In her 1980 essay ‘Compulsory Heterosexuality and Lesbian Existence’, the American essayist and poet Adrienne Rich explored how heterosexuality is assumed and enforced by a heteronormative society, which results in women feeling obligated to adhere to heterosexual ‘norms’ (regardless of their actual preferences) to avoid appearing deviant or abhorrent. Both Rosie Haward and Rebecca Jagoe cite the scholar Sara Ahmed’s book Queer Phenomenology: Orientations, Objects, Others (2006) in their contributions to the magazine, with Jagoe quoting from this particular passage by Ahmed: “Compulsory heterosexuality shapes what bodies can do. Bodies take the shape of norms that are repeated over time and with force … Compulsory heterosexuality diminishes the very capacity of bodies to reach what is off the straight line … The queer child can only, in this wish for the straight line, be read as the source of injury: a sign of the failure to repay the debt of life by becoming straight.”
The body, as the essay about artist Jo Spence points out, is a site of political conflict. How can a body be a site of political conflict?

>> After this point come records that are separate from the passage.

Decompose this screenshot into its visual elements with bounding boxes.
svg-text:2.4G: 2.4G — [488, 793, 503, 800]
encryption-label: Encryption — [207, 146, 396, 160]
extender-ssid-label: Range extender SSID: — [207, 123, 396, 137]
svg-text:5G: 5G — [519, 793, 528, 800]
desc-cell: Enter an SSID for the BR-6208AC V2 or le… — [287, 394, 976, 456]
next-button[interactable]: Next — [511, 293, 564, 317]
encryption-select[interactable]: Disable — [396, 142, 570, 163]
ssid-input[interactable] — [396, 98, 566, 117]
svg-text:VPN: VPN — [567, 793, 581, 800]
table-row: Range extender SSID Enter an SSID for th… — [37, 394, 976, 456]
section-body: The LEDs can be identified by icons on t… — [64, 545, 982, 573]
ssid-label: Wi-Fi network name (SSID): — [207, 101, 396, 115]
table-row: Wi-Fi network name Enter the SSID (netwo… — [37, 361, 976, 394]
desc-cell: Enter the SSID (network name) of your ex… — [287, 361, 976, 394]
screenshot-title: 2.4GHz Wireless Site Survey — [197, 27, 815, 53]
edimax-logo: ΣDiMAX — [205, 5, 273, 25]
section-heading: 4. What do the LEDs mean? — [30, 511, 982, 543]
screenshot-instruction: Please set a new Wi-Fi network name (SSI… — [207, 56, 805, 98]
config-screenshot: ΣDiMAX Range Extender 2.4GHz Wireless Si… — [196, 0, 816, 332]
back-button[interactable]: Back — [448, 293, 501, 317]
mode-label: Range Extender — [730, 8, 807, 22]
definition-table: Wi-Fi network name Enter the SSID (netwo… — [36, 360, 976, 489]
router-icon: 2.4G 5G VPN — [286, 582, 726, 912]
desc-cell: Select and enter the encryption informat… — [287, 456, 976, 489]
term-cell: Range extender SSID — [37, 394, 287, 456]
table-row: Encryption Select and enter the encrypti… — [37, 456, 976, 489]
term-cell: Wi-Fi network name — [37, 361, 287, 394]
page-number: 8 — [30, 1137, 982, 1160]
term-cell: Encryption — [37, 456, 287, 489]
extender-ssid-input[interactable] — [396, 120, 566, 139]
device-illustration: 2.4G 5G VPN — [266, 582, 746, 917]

In her essay on the work of Jo Spence, Frances Hatherley considered how the issue of class — stated by Spence to be one of her central concerns –had been systematically erased and written out of narratives from the discourse surrounding her practice. “Yet for Spence,” writes Hatherley, “the female body was always a site of political conflict, and always approached with an awareness of how bodies come to inhabit the intersecting oppressions experienced by women.” The essay goes on to explore more generally how the fat, female, working class body has been condemned by society: “the image of the working-class in British popular imagination is that of a demonised body, on which is written a brash, distasteful, lazy ignorance … women’s visible rejection of the discipline of bodily regulation is taken as evidence of a loss of control over the self and its physical boundaries. The fat, female, working class body is therefore doubly despised and ridiculed.” Spence’s work offered space for and reclaimed the bodies and identities treated as unsuitable for arts spaces, encouraging women to reject middle-class defined respectable feminine behaviours, and to rebel against the way their identities have been constructed for them.
In the midst of an upswing in mainstream feminist content, what motivates you keep publishing a feminist magazine? Obviously there are great reasons to keep going. But we wanted to ask you, what are yours?
Although the magazine is evidently influenced by feminism and queer theory, this perspective is used to question the negative effect of any rigid or stigmatising politics. I often find the magazine is pigeonholed as niche because it has a feminist core, rather than understood that feminism is part of a wider politics that underscores an engagement with a multitude of issues and topics. This feeds into the creation of Orlando as an expansive and fluid space in which individuals can express themselves without feeling pressured to conform to a homogenous style or mode of writing. Since publishing the first issue in 2014, I have found that the creative urgency of publishing an independent magazine that is empathetic, liberated, and critically engaged has only increased, amid the rising vicissitudes of violence, oppression, and inequality in society. It sits outside of the mainstream media, resists the tropes of fast journalism, or the potential alienation caused by stuffy academic journals, and has no corporate stakeholders and is free from commercial interest. These choices are all feminist.